I NEVER wear skirts, but I wanted to see if I got more male attention by wearing one, and I actually did! I'll have to incorporate more of them into my wardrobe.

Anyway, I've been a real hermit lately- so just getting out of the house to read in a skirt is a triumph


----------



## vash (Aug 16, 2010)

Congrats!

I guess they saw your great legs. 
did that sound wrong..? hmm..


----------



## QuietBoy99 (Sep 7, 2010)

That is great that you've gotten yourself out there. Was it a bookstore?


----------



## WTFnooooo (Mar 27, 2010)

:eyes SKIRTSSSSSSSSSSSSS


----------



## Think_For_Yourself (Dec 7, 2010)

This thread is relevant to my interests.


----------



## confidencelost (Sep 3, 2010)

ViLLiO said:


> This thread is relevant to my interests.

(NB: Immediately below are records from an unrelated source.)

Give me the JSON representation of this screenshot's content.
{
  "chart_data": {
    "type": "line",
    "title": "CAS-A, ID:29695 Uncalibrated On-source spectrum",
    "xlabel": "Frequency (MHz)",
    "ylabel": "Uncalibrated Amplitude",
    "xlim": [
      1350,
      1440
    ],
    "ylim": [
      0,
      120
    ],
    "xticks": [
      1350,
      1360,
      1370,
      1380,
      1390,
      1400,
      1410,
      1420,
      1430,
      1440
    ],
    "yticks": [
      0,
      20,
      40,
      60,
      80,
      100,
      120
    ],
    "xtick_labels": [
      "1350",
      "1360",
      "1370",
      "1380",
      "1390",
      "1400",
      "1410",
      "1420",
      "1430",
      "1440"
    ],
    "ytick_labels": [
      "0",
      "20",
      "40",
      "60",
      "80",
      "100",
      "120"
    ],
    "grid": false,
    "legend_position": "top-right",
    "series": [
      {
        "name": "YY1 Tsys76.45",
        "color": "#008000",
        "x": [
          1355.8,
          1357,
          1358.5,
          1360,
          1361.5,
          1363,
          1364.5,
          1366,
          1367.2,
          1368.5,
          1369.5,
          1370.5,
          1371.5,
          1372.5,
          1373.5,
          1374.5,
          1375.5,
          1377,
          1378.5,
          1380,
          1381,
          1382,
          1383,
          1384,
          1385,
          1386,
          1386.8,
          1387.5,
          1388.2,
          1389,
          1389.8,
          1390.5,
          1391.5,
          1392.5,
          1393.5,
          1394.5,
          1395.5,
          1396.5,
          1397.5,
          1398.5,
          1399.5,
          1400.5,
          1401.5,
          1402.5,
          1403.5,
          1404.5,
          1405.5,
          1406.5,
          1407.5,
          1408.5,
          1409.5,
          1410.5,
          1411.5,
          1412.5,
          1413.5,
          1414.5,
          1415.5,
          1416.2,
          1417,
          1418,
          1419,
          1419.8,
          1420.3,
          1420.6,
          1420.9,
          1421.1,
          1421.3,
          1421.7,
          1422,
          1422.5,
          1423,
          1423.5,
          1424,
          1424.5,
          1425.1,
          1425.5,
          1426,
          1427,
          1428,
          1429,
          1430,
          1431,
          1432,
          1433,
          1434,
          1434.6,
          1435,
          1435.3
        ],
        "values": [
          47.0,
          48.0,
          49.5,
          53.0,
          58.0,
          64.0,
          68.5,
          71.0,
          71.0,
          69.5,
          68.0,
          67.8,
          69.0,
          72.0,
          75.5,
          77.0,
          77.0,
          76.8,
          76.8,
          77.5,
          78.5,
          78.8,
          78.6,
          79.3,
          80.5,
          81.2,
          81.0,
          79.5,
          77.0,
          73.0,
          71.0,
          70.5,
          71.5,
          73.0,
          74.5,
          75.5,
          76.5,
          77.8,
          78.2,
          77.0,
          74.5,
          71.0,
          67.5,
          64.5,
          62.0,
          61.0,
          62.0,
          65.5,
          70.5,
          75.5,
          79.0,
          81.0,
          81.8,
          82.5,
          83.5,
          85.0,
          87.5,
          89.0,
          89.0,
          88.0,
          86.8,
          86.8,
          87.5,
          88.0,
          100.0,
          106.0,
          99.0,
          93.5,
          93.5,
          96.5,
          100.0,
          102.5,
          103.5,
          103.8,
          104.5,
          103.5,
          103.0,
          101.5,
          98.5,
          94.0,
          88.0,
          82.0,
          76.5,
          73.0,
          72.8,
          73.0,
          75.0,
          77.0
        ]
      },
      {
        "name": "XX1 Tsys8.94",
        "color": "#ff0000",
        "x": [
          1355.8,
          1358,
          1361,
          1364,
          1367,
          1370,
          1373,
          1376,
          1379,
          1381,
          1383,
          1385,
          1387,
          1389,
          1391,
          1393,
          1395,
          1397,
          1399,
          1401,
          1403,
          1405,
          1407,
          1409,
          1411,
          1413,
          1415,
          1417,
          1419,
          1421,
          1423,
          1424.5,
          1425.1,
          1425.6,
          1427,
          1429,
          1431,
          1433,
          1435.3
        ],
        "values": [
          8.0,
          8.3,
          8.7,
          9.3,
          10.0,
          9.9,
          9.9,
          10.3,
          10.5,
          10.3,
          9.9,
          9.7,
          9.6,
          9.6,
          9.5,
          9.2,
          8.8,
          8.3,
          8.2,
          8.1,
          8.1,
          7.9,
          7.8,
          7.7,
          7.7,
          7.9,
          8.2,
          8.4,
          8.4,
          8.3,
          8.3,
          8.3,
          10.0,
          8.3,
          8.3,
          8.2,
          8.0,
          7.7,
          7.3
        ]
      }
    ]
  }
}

You wear skirts too? Feels goooood don't it? :yes


----------



## P312 (Apr 17, 2010)

A friend of mine never wore a skirt either. One day she did and looked amazing. Very cute. There are little things that could make a whole difference like a smile or make up. OP I think you are gorgeous but you are just beginning to realize that.


----------



## layitontheline (Aug 19, 2009)

Nice. You are brave. I've never worn a skirt (since being a kid). Last summer was the first time I got brave enough to venture outside in shorts, believe it or not. I'll try to follow in your footsteps and try the skirt thing 

I'm going to be pervy and ask what kind of skirt was it? How long?!


----------



## Onigiri (Aug 3, 2010)

Awesome!


----------



## mcmuffinme (Mar 12, 2010)

It was a knee length, kind of flowy skirt. I wore nylons too cause my legs IMO are not one of my better features- one of the reasons I avoid skirts. Anyway, thanks for all the support 

and yes, it was a bookstore- Barnes N' Noble. I actually went from there to Starbucks and then to another Starbucks. I read at all three places. I like to boost my odds of meeting someone since the only thing I do outside my house is read, lol.


----------



## sarafinanickelbocker (May 16, 2010)

Good for you McMuffinme.


----------



## DreamyDove (Dec 8, 2009)

Do you find it easy to concentrate on your reading when you're in a public place? I concentrate on reading best when next to no one can see me *hides*


----------



## Ape in space (May 31, 2010)

That skirt thread is doing wonders for the ladies on this forum.


----------



## Pam (Feb 14, 2009)

That's great & it's a good boost to your confidence! 

Thanks for reminding me I should wear whatever i want and not worry about looking "too dressed up."


----------



## Paragon (Apr 13, 2010)

Skirts ftw 

Also, the reading in public places is good. I wanna be doing that.


----------



## velvet1 (Aug 11, 2010)

I've been wanting to wear this cute gray skirt but I'm just no in the mood for any sort of attention and same with shorts. But its great that it worked for you .


----------